Muse, tell me why, for what attaint of her deity, or in what vexation, did the Queen of heaven drive one so excellent in goodness to circle through so many afflictions, to face so many toils? Is anger so fierce in celestial spirits?

There was a city of ancient days that Tyrian settlers dwelt in, Carthage, over against Italy and the Tiber mouths afar; rich of store, and mighty in war's fierce pursuits; wherein, they say, alone beyond all other lands had Juno her seat, and held Samos itself less dear. Here was her armour, here her chariot; even now, if fate permit, the goddess strives to nurture it for queen of the nations. Nevertheless she had heard a race was issuing of the blood of [20-53]Troy, which sometime should overthrow her Tyrian citadel; from it should come a people, lord of lands and tyrannous in war, the destroyer of Libya: so rolled the destinies.
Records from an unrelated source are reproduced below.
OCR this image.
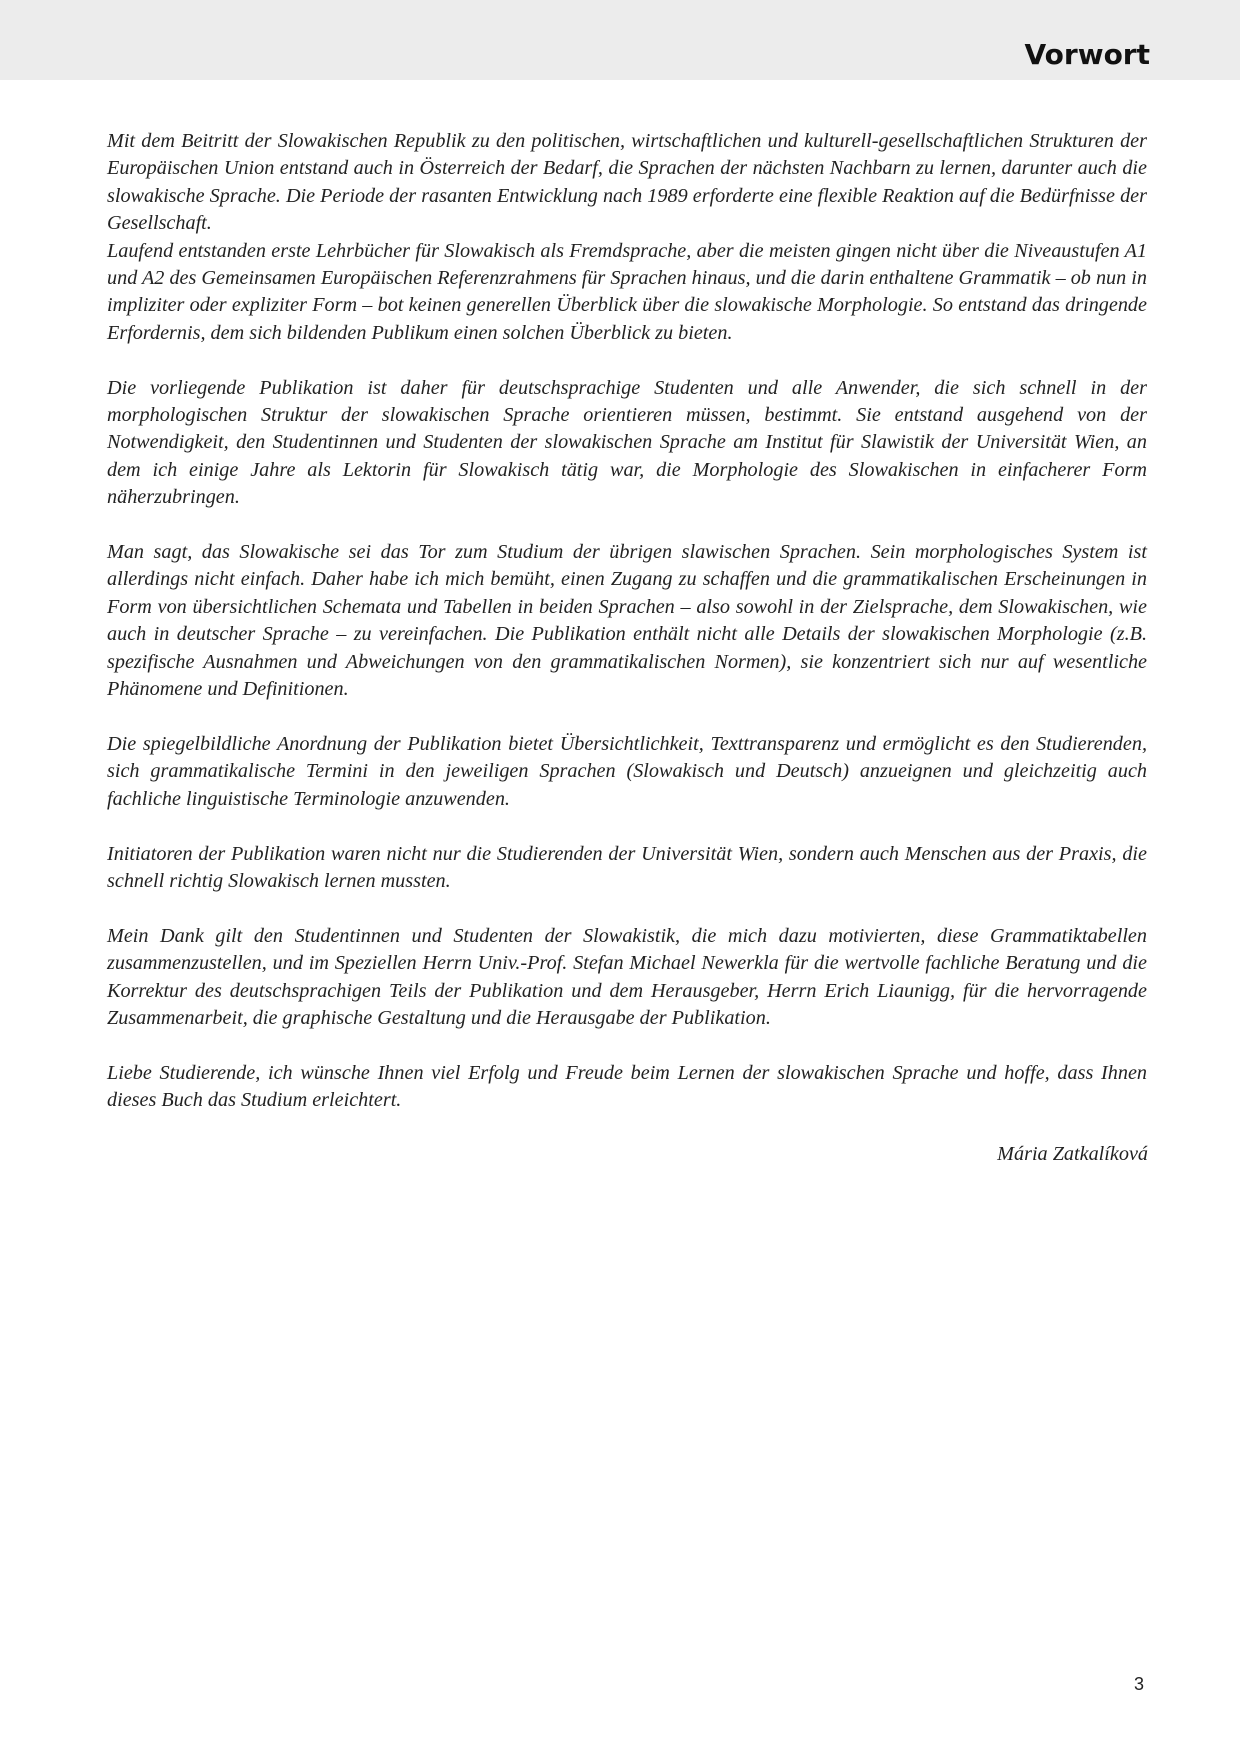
Vorwort

Mit dem Beitritt der Slowakischen Republik zu den politischen, wirtschaftlichen und kulturell-gesellschaftlichen Strukturen der Europäischen Union entstand auch in Österreich der Bedarf, die Sprachen der nächsten Nachbarn zu lernen, darunter auch die slowakische Sprache. Die Periode der rasanten Entwicklung nach 1989 erforderte eine flexible Reaktion auf die Bedürfnisse der Gesellschaft.

Laufend entstanden erste Lehrbücher für Slowakisch als Fremdsprache, aber die meisten gingen nicht über die Niveaustufen A1 und A2 des Gemeinsamen Europäischen Referenzrahmens für Sprachen hinaus, und die darin enthaltene Grammatik – ob nun in impliziter oder expliziter Form – bot keinen generellen Überblick über die slowakische Morphologie. So entstand das dringende Erfordernis, dem sich bildenden Publikum einen solchen Überblick zu bieten.

Die vorliegende Publikation ist daher für deutschsprachige Studenten und alle Anwender, die sich schnell in der morphologischen Struktur der slowakischen Sprache orientieren müssen, bestimmt. Sie entstand ausgehend von der Notwendigkeit, den Studentinnen und Studenten der slowakischen Sprache am Institut für Slawistik der Universität Wien, an dem ich einige Jahre als Lektorin für Slowakisch tätig war, die Morphologie des Slowakischen in einfacherer Form näherzubringen.

Man sagt, das Slowakische sei das Tor zum Studium der übrigen slawischen Sprachen. Sein morphologisches System ist allerdings nicht einfach. Daher habe ich mich bemüht, einen Zugang zu schaffen und die grammatikalischen Erscheinungen in Form von übersichtlichen Schemata und Tabellen in beiden Sprachen – also sowohl in der Zielsprache, dem Slowakischen, wie auch in deutscher Sprache – zu vereinfachen. Die Publikation enthält nicht alle Details der slowakischen Morphologie (z.B. spezifische Ausnahmen und Abweichungen von den grammatikalischen Normen), sie konzentriert sich nur auf wesentliche Phänomene und Definitionen.

Die spiegelbildliche Anordnung der Publikation bietet Übersichtlichkeit, Texttransparenz und ermöglicht es den Studierenden, sich grammatikalische Termini in den jeweiligen Sprachen (Slowakisch und Deutsch) anzueignen und gleichzeitig auch fachliche linguistische Terminologie anzuwenden.

Initiatoren der Publikation waren nicht nur die Studierenden der Universität Wien, sondern auch Menschen aus der Praxis, die schnell richtig Slowakisch lernen mussten.

Mein Dank gilt den Studentinnen und Studenten der Slowakistik, die mich dazu motivierten, diese Grammatiktabellen zusammenzustellen, und im Speziellen Herrn Univ.-Prof. Stefan Michael Newerkla für die wertvolle fachliche Beratung und die Korrektur des deutschsprachigen Teils der Publikation und dem Herausgeber, Herrn Erich Liaunigg, für die hervorragende Zusammenarbeit, die graphische Gestaltung und die Herausgabe der Publikation.

Liebe Studierende, ich wünsche Ihnen viel Erfolg und Freude beim Lernen der slowakischen Sprache und hoffe, dass Ihnen dieses Buch das Studium erleichtert.

Mária Zatkalíková

3
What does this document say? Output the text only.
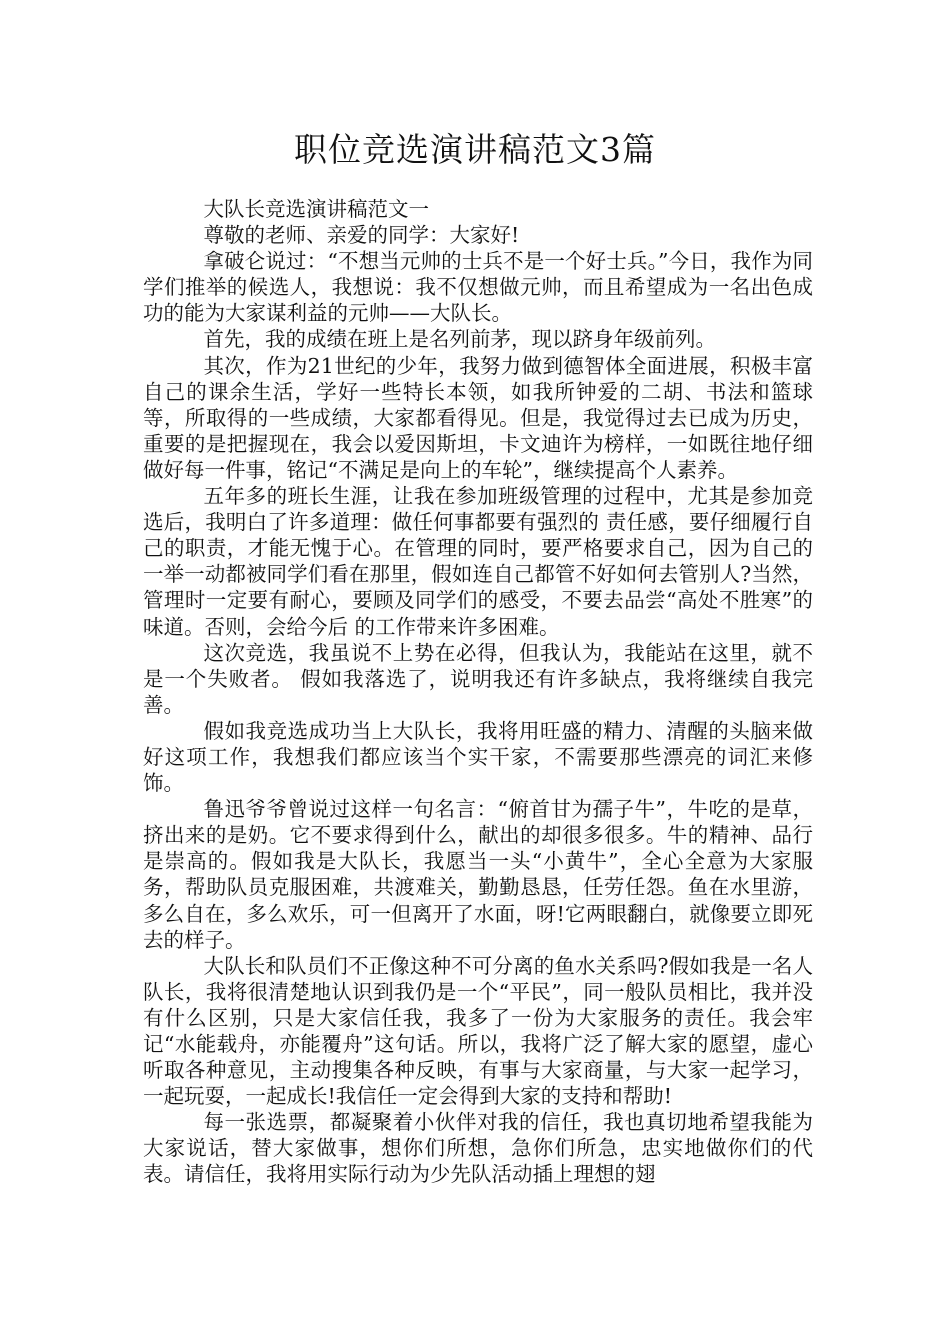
职位竞选演讲稿范文3篇

大队长竞选演讲稿范文一

尊敬的老师、亲爱的同学：大家好!

拿破仑说过：“不想当元帅的士兵不是一个好士兵。”今日，我作为同学们推举的候选人，我想说：我不仅想做元帅，而且希望成为一名出色成功的能为大家谋利益的元帅——大队长。

首先，我的成绩在班上是名列前茅，现以跻身年级前列。

其次，作为21世纪的少年，我努力做到德智体全面进展，积极丰富自己的课余生活，学好一些特长本领，如我所钟爱的二胡、书法和篮球等，所取得的一些成绩，大家都看得见。但是，我觉得过去已成为历史，重要的是把握现在，我会以爱因斯坦，卡文迪许为榜样，一如既往地仔细做好每一件事，铭记“不满足是向上的车轮”，继续提高个人素养。

五年多的班长生涯，让我在参加班级管理的过程中，尤其是参加竞选后，我明白了许多道理：做任何事都要有强烈的 责任感，要仔细履行自己的职责，才能无愧于心。在管理的同时，要严格要求自己，因为自己的一举一动都被同学们看在那里，假如连自己都管不好如何去管别人?当然，管理时一定要有耐心，要顾及同学们的感受，不要去品尝“高处不胜寒”的味道。否则，会给今后 的工作带来许多困难。

这次竞选，我虽说不上势在必得，但我认为，我能站在这里，就不是一个失败者。 假如我落选了，说明我还有许多缺点，我将继续自我完善。

假如我竞选成功当上大队长，我将用旺盛的精力、清醒的头脑来做好这项工作，我想我们都应该当个实干家，不需要那些漂亮的词汇来修饰。

鲁迅爷爷曾说过这样一句名言：“俯首甘为孺子牛”，牛吃的是草，挤出来的是奶。它不要求得到什么，献出的却很多很多。牛的精神、品行是崇高的。假如我是大队长，我愿当一头“小黄牛”，全心全意为大家服务，帮助队员克服困难，共渡难关，勤勤恳恳，任劳任怨。鱼在水里游，多么自在，多么欢乐，可一但离开了水面，呀!它两眼翻白，就像要立即死去的样子。

大队长和队员们不正像这种不可分离的鱼水关系吗?假如我是一名人队长，我将很清楚地认识到我仍是一个“平民”，同一般队员相比，我并没有什么区别，只是大家信任我，我多了一份为大家服务的责任。我会牢记“水能载舟，亦能覆舟”这句话。所以，我将广泛了解大家的愿望，虚心听取各种意见，主动搜集各种反映，有事与大家商量，与大家一起学习，一起玩耍，一起成长!我信任一定会得到大家的支持和帮助!

每一张选票，都凝聚着小伙伴对我的信任，我也真切地希望我能为大家说话，替大家做事，想你们所想，急你们所急，忠实地做你们的代表。请信任，我将用实际行动为少先队活动插上理想的翅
Fearful of that, the daughter of Saturn, the old war in her remembrance that she fought at Troy for her beloved Argos long ago,—nor had the springs of her anger nor the bitterness of her vexation yet gone out of mind: deep stored in her soul lies the judgment of Paris, the insult of her slighted beauty, the hated race and the dignities of ravished Ganymede; fired with this also, she tossed all over ocean the Trojan remnant left of the Greek host and merciless Achilles, and held them afar from Latium; and many a year were they wandering driven of fate around all the seas. Such work was it to found the Roman people.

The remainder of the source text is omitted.